Trivia: In Portugal, this film was released as TROUBLE ON WHEELS
The Big Bus, a 1976 spoof of mega-budget disaster movies, was a cable-TV favorite of mine back in the day, when I thought it was one of the funniest films I’d ever seen. Of course, that was a number of years ago, and as we all know, time can be a picture’s worst enemy, especially if it’s a comedy. Would The Big Bus hold up, or was yet another treasured memory destined for the scrap heap?
The Cyclops is the world’s first nuclear-powered bus, a vehicle so huge that it houses its very own swimming pool. Under the supervision of Professor Baxter (Harold Gould) and his daughter, Kitty (Stockard Channing), the Cyclops is being prepared for its maiden voyage, a non-stop run from New York to Denver. Naturally, there are those who want to see the project fail, including the head of a large conglomerate (Jose Ferrer), who orders his dim-witted brother (Stuart Margolin) to plant a bomb which will destroy Cyclops before it ever hits the open road. While Cyclops is undamaged in the ensuing explosion, the same can’t be said for its drivers, leaving Kitty with no alternative but to contact her old flame, Dan Torrance (Joseph Bologna), a skilled driver with a shady past who hasn’t worked in years. Ready to show he’s still got what it takes, Torrance accepts the gargantuan task, and, loaded with passengers, the Cyclops departs on schedule. What they don't know is another bomb has been planted on-board, scheduled to go off at some point during the long journey, putting the lives of everyone on board in the gravest of danger.

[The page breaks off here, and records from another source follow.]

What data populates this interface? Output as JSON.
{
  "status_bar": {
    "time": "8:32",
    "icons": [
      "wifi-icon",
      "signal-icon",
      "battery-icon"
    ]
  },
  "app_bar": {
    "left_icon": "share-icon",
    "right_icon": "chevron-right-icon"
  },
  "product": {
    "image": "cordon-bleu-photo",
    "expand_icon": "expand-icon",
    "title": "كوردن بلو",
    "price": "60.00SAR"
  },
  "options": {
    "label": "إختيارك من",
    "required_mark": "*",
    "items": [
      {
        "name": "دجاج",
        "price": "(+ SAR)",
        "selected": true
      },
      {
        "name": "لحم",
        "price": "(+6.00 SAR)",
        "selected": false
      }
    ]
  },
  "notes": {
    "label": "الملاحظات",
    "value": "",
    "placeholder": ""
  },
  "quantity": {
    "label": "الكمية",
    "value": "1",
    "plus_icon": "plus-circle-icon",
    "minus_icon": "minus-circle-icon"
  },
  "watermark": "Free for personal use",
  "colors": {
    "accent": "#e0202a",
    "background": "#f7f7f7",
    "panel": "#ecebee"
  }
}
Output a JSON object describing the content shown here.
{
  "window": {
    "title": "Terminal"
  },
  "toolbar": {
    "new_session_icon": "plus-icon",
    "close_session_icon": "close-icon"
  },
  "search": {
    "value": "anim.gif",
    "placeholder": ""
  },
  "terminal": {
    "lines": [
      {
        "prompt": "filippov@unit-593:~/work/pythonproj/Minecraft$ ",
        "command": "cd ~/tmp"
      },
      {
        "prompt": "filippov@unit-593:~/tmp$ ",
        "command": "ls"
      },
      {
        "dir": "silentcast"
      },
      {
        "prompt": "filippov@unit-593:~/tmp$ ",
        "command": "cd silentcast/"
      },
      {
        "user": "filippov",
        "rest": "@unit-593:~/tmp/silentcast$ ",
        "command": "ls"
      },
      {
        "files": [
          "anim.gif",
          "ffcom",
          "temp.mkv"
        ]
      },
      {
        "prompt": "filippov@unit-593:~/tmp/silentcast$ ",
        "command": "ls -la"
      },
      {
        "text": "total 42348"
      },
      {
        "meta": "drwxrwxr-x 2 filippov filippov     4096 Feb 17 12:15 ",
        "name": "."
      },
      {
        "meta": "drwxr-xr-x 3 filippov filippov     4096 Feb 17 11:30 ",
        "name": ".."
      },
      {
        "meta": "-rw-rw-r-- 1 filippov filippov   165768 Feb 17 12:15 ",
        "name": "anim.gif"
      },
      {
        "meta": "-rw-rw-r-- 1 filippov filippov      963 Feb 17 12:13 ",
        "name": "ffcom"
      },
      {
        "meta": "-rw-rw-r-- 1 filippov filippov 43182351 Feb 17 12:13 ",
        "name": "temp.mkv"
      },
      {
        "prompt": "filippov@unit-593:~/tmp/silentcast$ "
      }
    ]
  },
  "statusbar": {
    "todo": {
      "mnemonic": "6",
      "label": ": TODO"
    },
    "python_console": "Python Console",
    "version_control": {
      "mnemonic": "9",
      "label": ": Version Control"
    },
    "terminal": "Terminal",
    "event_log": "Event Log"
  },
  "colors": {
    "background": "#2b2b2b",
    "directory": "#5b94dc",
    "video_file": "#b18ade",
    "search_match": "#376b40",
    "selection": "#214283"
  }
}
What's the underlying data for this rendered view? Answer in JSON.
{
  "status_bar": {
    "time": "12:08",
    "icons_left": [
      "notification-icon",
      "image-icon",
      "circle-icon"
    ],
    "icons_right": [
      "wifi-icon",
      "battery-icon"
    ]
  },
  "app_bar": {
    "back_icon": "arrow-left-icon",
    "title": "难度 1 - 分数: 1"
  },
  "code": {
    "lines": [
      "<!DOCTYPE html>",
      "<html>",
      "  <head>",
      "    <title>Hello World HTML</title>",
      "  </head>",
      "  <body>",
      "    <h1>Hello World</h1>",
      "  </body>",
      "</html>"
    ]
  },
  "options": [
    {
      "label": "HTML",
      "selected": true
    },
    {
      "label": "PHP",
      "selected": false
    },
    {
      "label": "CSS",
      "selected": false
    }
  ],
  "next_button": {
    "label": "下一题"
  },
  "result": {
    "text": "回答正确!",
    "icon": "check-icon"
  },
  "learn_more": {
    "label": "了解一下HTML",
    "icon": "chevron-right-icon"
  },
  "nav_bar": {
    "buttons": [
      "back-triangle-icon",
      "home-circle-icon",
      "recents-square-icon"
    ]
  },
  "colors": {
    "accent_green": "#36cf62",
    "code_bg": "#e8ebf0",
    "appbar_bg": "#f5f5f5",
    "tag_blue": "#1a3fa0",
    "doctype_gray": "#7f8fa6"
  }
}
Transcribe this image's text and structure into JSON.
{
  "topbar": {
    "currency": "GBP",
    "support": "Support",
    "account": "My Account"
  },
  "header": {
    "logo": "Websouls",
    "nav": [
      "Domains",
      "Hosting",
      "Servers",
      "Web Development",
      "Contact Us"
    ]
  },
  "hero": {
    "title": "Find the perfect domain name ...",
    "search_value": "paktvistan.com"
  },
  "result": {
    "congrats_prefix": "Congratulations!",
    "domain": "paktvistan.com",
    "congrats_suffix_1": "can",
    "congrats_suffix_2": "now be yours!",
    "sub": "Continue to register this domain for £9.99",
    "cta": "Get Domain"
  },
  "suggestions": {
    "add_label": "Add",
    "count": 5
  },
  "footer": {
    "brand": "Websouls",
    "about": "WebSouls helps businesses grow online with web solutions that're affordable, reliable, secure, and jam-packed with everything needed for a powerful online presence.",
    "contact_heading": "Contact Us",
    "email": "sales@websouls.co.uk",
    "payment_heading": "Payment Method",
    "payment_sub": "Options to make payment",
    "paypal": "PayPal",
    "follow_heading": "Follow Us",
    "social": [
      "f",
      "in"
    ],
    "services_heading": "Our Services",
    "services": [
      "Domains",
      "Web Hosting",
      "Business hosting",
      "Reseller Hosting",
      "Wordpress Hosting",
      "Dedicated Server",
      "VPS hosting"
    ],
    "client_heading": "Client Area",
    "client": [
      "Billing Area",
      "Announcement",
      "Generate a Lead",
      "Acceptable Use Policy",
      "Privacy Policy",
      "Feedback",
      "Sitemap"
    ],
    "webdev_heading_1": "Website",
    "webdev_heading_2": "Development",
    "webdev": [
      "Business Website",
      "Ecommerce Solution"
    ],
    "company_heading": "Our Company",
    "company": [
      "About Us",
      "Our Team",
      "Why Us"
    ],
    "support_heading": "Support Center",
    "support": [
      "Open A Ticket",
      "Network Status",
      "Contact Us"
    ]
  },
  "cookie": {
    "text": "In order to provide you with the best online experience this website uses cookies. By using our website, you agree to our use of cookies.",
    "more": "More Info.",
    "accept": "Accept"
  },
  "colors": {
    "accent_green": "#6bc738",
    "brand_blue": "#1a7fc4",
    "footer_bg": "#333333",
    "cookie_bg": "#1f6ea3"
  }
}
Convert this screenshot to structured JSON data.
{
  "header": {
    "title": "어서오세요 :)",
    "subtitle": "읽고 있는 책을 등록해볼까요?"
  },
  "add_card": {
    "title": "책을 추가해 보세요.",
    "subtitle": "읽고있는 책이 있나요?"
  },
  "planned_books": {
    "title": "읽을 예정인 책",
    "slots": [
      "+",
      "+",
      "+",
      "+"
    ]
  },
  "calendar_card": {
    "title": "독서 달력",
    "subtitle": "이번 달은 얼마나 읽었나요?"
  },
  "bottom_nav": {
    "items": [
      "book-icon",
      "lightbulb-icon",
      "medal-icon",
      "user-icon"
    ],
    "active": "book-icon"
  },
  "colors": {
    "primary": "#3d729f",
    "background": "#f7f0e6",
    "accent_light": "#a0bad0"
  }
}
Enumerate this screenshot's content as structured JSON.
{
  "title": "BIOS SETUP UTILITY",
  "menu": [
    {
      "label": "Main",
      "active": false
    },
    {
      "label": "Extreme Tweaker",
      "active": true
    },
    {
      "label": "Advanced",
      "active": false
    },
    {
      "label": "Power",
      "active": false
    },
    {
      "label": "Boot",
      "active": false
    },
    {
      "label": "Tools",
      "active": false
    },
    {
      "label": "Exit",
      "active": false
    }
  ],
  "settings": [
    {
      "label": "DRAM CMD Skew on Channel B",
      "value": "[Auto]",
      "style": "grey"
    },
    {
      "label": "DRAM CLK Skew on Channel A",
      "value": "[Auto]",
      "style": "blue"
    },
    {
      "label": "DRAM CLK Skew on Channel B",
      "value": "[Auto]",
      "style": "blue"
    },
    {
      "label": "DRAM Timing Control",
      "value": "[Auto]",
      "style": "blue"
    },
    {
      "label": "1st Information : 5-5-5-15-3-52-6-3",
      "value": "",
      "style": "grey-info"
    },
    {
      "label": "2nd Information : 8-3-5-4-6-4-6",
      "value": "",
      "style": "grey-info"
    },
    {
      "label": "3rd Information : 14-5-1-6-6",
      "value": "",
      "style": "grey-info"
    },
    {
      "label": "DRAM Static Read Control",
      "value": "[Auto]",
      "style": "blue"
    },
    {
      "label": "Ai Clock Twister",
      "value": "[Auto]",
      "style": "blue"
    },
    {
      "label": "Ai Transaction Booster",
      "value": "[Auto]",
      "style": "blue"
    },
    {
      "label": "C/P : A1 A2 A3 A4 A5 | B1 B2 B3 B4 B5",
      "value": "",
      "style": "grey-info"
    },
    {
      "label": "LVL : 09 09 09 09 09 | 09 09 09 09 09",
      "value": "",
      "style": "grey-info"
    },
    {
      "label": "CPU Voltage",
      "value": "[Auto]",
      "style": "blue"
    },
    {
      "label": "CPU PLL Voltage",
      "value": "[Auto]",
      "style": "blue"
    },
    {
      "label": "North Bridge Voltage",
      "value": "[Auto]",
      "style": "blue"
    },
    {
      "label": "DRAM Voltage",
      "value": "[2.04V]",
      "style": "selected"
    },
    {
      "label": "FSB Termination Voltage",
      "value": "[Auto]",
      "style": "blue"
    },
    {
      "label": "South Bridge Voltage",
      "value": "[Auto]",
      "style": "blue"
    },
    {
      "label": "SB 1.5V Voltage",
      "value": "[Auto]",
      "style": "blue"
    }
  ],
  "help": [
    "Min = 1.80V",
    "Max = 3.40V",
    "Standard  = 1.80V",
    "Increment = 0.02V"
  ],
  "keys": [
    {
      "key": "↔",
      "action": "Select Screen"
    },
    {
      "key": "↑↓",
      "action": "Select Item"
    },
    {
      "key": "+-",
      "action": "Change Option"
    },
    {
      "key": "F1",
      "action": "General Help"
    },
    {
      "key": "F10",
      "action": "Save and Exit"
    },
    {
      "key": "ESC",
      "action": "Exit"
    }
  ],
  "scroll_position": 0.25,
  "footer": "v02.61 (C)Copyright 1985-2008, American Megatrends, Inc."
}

I can’t tell you how happy I was when, right from the get-go, The Big Bus proved as funny as I remember, with jokes and sight gags firing at a rapid pace. As for the cast, I’ve always liked Joseph Bologna, who showed he could handle comedic roles in movies such as Blame It on Rio and My Favorite Year. When we first meet Dan Torrance, he’s sheepishly walking into a dingy hangout for bus drivers. The room grows silent as he approaches the bar, at which point Goldie (Vic Tayback) tells him to get lost, reminding everyone in the place of the El Diablo tragedy, where a bus Torrance was driving crashed in the wilderness, stranding it there for weeks. While he was never charged with the crime, rumor has it that Torrance stayed alive by eating the passengers, 110 in all. He claims he’s innocent, saying it was his co-pilot who ate everybody, though he does admit to eating a human foot. “You eat one lousy foot”, Torrance laments, “and they call you a cannibal”. As for the supporting players, there are a lot of ‘em, including Ruth Gordon, Ned Beatty, Lynn Redgrave and Sally Kellerman. The Big Bus also has a number of hilarious scenes, like the one where they’re performing an open-road test on Cyclops to check its aerodynamics. The question of whether or not it can withstand strong wind resistance is soon answered, leading to the great line: “We’re breaking wind at 90!”
Designed to resemble the disaster films it’s poking fun at, from its overbearing musical score to the plethora of name actors in key roles, The Big Bus is Airplane! made four years earlier. And though it does lose some of its steam in the second half, The Big Bus never stops trying, ensuring we at least have something to smile about until the very end.